Unusual elections nothing new
Published 5:19 pm Sunday, November 29, 2020
The 2020 presidential election could become the most legally contested election in the nation’s history, but President Trump’s claims of voter fraud are the only thing that has made it controversial.
The election actually went smoothly, and a look back at history shows what real election controversies are all about. One of the most troubling elections came in 1876 when three states submitted the votes of two groups of electors.
Electors are those people who actually vote for president. Some delegates to the constitutional convention of 1787 didn’t want Congress to elect the president. Others thought voters lacked the resources to be fully informed.
The 55 delegates to the convention, after lengthy debate, decided on a compromise by which the states would each appoint independent electors. Today, political parties select the electors whom they expect to vote for their party’s presidential candidate. The voters pick the candidates they want, but it’s still the electoral votes that count.
In all but two states, the candidate who wins in the state gets all of its electoral votes. Maine and Nebraska each give two electoral votes to the statewide winner, and the other votes go to the candidates that win in the state’s House districts.
Every elector in every state voted for George Washington in 1778 as the first president. John Adams received the next largest number of electoral votes and became vice president.
The country saw the beginning of political parties early. Followers of Alexander Hamilton were known as Federalists. They believed in a strong federal government, its members were from the rich and “well-born” and they were pro-English. The followers of Thomas Jefferson were anti-Federalists at first, but they became Democratic-Republicans who had faith in the masses.
The first unusual election occurred in 1800 when Jefferson and Aaron Burr tied with 73 electoral votes each. Article II, Sec. 1 of the Constitution provided that when no one had a majority of electoral votes, the House of Representatives would select the president.
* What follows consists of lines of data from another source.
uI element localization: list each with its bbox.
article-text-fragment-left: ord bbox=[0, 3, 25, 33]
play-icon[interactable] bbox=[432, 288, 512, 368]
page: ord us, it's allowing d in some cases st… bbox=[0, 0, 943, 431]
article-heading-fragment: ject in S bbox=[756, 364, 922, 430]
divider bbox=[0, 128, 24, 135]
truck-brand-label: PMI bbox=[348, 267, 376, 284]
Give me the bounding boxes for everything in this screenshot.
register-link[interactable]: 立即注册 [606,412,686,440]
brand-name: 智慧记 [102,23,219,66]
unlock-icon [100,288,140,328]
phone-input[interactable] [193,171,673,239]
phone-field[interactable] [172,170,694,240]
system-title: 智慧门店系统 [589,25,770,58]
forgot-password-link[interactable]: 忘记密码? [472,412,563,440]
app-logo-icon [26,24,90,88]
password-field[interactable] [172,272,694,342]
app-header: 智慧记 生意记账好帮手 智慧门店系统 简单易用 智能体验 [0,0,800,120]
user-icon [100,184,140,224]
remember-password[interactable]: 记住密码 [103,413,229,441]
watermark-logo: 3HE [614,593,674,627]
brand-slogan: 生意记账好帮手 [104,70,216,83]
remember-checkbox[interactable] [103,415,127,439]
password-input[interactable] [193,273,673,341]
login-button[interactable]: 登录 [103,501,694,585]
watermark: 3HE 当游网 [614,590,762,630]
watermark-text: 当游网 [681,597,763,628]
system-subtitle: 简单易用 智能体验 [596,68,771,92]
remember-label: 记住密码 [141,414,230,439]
Each state would have one vote. The candidate with the second highest number of votes would become vice president.
In 1800, it took 35 ballots to decide which of the two men to select. Hamilton thought Jefferson would make the better president, and he convinced 10 states to select him. Burr got the votes of only 4 states, but he became vice president. The 12th Amendment, adopted in 1804, provided that electors would vote for president and vice president separately.
No candidates in 1824 got a majority. Andrew Jackson had 99 electoral votes and John Quincy Adams, the son of John Adams, the second president, had 84. William Crawford had 41 and Henry Clay had 37. Jackson was 32 electoral votes away from winning.
Clay supported Adams, who won with 13 states on the first ballot in the House. Jackson got the votes of 7 states, and Crawford got the votes of four states. Jackson got his revenge in the 1828 election when he received 178 electoral votes to 83 for Adams.
Rutherford B. Hayes was the Republican candidate in 1876, and Samuel J. Tilden was the Democratic candidate. Tilden received 184 electoral votes, 1 short of what he needed. Hayes received 165 electoral votes. However, 20 electoral votes were in dispute because of the double set of returns from three states.
Those returns were sent in by Florida, Louisiana and South Carolina. There was no provision in the Constitution or any law of Congress to decide which set of returns was legal.
Republicans controlled the Senate, and they would have selected Hayes. Democrats controlled the House, and they would have selected Tilden. Congress found a way out of the dispute when it appointed a 15-member Electoral Commission to determine which set of returns to accept.
The commission eventually ended up with eight Republicans and seven Democrats. The Hayes electors were accepted by a vote of 8-7, and he was declared the president by a single vote two days before the inauguration. Tilden had polled a plurality of over a half million popular votes, and in that sense Hayes was considered a minority president.
The last controversial election came in 2000 when the U.S. Supreme Court stopped a recount in Florida, which gave the election to Republican George W. Bush, who ended up with 271 electoral votes to 266 for Democrat Al Gore.
Candidates have lost the popular vote five times in U.S history (1824, 1876, 1888, 2000, 2016) and still won the presidency.
Many Americans believe it’s time to end the electoral system in favor of a popular vote for president, but changing the system is extremely difficult. It would take a constitutional amendment that requires a twothirds supermajority in Congress plus ratification by three-fourths of the states.
Vote counts are still being challenged this year, but the 2020 electors will cast their votes in their states on Dec. 14, and Congress will count them on Jan. 6, 2021. If the legal issues are settled, the next president, expected to be Democrat Joe Biden, will take office Jan. 20.